Optimizations
- Improved performance of non-batched and batched syr for all sizes and data types
- Improved performance of non-batched and batched hemv for all sizes and data types
- Improved performance of non-batched and batched symv for all sizes and data types
- Improved memory utilization in rocblas-bench, rocblas-test gemm functions, increasing possible runtime sizes.
- Improved performance of non-batched and batched dot, dotc, and dot_ex for small n. e.g. sdot n <= 31000.
- Improved performance of non-batched and batched trmv for all sizes and matrix types.
- Improved performance of non-batched and batched gemv transpose case for all sizes and datatypes.
- Improved performance of sger and dger for all sizes, in particular the larger dger sizes.
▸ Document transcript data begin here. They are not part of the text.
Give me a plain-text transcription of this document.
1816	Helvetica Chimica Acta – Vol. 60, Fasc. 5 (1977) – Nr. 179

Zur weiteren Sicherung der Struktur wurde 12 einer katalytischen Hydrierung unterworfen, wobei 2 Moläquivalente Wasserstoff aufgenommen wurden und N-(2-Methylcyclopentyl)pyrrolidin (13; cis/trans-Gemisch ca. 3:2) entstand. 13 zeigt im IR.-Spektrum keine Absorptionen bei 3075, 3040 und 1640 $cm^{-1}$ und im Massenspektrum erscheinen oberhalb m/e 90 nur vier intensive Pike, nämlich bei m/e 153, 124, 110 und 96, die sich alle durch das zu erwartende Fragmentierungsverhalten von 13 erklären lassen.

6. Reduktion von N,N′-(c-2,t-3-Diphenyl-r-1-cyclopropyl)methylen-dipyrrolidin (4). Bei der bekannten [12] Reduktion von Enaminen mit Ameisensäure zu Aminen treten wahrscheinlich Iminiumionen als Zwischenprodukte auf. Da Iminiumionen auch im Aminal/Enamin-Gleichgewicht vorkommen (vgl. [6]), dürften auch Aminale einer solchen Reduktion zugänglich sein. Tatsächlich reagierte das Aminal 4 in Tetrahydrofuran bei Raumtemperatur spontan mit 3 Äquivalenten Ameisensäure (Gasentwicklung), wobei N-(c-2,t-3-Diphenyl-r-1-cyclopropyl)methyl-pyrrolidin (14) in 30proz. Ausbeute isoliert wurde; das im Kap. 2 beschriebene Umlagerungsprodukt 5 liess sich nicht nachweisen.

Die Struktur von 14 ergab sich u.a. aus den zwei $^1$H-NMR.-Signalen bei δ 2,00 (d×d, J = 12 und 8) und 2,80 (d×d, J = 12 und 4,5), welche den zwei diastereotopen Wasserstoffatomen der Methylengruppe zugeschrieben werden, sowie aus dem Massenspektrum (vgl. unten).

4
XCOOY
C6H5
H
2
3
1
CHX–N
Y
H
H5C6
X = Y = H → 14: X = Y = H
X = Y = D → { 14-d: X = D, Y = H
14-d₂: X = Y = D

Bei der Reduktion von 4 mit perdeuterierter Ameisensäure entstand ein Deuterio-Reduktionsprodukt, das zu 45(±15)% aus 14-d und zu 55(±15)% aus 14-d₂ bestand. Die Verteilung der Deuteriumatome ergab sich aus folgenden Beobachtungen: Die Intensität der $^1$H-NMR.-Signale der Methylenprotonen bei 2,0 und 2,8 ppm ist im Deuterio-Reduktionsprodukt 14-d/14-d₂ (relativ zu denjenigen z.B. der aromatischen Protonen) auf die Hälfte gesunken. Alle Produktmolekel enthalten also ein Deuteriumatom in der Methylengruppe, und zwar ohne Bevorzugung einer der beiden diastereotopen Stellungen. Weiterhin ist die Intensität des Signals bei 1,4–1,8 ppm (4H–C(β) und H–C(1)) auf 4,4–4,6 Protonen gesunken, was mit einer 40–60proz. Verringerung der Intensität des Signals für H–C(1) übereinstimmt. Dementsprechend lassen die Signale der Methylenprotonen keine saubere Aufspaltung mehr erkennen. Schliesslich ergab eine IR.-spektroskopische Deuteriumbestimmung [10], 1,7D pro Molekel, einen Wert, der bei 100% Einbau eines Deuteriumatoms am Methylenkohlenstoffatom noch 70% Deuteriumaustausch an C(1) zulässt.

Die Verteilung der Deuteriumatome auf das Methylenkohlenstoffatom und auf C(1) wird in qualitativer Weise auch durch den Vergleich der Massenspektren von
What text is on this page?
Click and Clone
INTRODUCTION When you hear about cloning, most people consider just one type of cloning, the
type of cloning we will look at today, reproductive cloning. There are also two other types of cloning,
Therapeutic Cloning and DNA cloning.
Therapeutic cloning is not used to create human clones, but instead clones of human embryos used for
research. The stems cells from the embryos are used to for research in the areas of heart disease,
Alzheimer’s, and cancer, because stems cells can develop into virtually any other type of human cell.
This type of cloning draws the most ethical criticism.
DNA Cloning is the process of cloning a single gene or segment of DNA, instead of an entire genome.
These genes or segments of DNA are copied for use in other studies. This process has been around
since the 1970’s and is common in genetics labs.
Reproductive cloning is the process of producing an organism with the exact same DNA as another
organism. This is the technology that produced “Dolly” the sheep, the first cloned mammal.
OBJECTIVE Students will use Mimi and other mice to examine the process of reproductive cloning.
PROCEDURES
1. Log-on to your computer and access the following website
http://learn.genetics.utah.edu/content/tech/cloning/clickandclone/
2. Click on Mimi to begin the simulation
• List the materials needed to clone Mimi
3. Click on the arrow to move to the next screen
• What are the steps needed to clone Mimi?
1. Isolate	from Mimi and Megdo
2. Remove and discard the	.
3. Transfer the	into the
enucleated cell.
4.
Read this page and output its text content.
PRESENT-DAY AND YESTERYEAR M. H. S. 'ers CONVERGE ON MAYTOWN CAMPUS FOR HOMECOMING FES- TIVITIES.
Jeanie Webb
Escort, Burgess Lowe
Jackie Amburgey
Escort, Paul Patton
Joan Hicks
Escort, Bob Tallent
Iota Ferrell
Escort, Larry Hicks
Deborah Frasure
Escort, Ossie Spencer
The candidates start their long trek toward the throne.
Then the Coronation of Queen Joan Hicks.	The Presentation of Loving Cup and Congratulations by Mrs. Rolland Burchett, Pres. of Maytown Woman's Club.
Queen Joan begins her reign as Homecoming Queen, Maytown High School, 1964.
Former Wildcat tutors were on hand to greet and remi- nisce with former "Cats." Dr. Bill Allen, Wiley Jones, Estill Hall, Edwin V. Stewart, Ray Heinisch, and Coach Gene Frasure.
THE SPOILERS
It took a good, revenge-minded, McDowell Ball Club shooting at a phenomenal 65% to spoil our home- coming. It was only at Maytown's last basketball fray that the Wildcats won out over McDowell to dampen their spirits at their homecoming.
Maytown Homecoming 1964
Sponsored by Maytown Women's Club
- Improved performance of syrkx for for large size including those in rocBLAS Issue #1184.
Changed
- Update from C++14 to C++17.
- Packaging split into a runtime package (called rocblas) and a development package (called rocblas-dev for
.deb
packages, and rocblas-devel for.rpm
packages). The development package depends on runtime. The runtime package suggests the development package for all supported OSes except CentOS 7 to aid in the transition. The suggests feature in packaging is introduced as a deprecated feature and will be removed in a future rocm release.
Fixed
- For function geam avoid overflow in offset calculation.
- For function syr avoid overflow in offset calculation.
- For function gemv (Transpose-case) avoid overflow in offset calculation.
- For functions ssyrk and dsyrk, allow conjugate-transpose case to match legacy BLAS. Behavior is the same as the transpose case.